Random question: would anyone here know how to play piano by ear? I'm restricted to sheets and can't find some for a particular song. I'd like to figure out a piano cover. I think I could figure it out by ear if I at least knew what key the song was in, but that's beyond my ears and music theory know how. Chords would be cool.


----------



## Phirae (Dec 13, 2010)

I'm alright, not a pro or anything, but I can atleast try

What's the song?


----------



## Commiecomrade (Jan 6, 2011)

I actually just did a speech on how to play the piano by ear. I like to think of it as a step-by-step process.

First, memorize the song you're playing. You'll know what to expect.
Try to divide the song into the different chords. Finding the tonic note of the chord is usually the easiest (i.e. in a C major scale, for example, the tonic note is C).
Now, it should be easier to insert the notes because you know what scale you're in, and unless there is dissonance within the song, you'll be able to root out notes in that chord to play.
If that doesn't work, the usual way is to just trudge through the song, listening to maybe 8 notes at a time and replaying until you find out all 8, and then continuing.


----------



## Viva (Jan 6, 2011)

Melo said:


> Random question: would anyone here know how to play piano by ear? I'm restricted to sheets and can't find some for a particular song. I'd like to figure out a piano cover. I think I could figure it out by ear if I at least knew what key the song was in, but that's beyond my ears and music theory know how. Chords would be cool.


 
oh melo. you'll probably never read this, but you can always just ask me on aim.  If you ever go on again :C


----------



## Deo (Jan 6, 2011)

I can play the trombone by ear.
Unfortunately I'm somewhat deaf and others have informed me it sounds like I'm clubbing baby seals. 

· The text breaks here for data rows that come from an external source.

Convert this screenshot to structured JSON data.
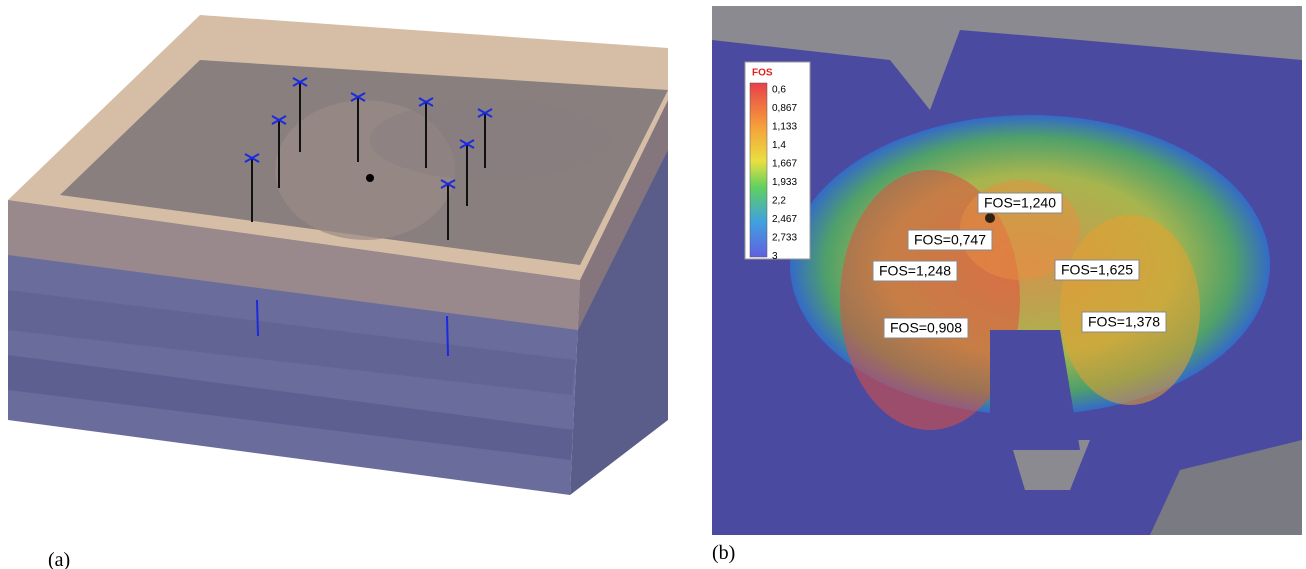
{
  "panels": {
    "a": {
      "caption": "(a)"
    },
    "b": {
      "caption": "(b)"
    }
  },
  "legend": {
    "title": "FOS",
    "labels": [
      "0,6",
      "0,867",
      "1,133",
      "1,4",
      "1,667",
      "1,933",
      "2,2",
      "2,467",
      "2,733",
      "3"
    ]
  },
  "annotations": [
    "FOS=1,240",
    "FOS=0,747",
    "FOS=1,248",
    "FOS=1,625",
    "FOS=0,908",
    "FOS=1,378"
  ]
}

I still play to this day, only louder.


----------



## Cam (Jan 16, 2011)

Ive practically mastered playing piano by ear. Anyone who has seen me play is usually surprised when they find out I cant read even a bit of sheet music.

The key is having the capability to basically play the song in your head. The first and most important step is to find the first note. Once you find the first note, the it does nothing but branch for there.

For single notes this is incredibly easy, but obviously not so much when it comes to the chords. This is why I heeeaavily suggest taking a music theory course. Because if you can learn all the chord types, then playing by ear will become ALOT easier and effective.

But for now you can either look up the chords in a chord dictionary, or take the time to develop the chord by ear. But you gotta be able to weed through the notes to find the specific parts of a chord. Find the lead note and the bass note, since thats what chords are based on. Once you find those 2, then its alot easier to find the fluff inside


----------



## GatodeCafe (Jan 16, 2011)

1. Pick out the melody
2. Find the chords
3. COMBIIIINNNNEEEEE

What song is it? There's really no secret to transcribing music other than straight up practice. Luckily, different songs by the same artist/in the same genre tend to have similar musical makeups, so you should be able to recognize particular cliches after a while. Otherwise, it's just like tracing a picture, only you're trying to replicate whatever it is you're listening to, to whatever degree you think is appropriate.


----------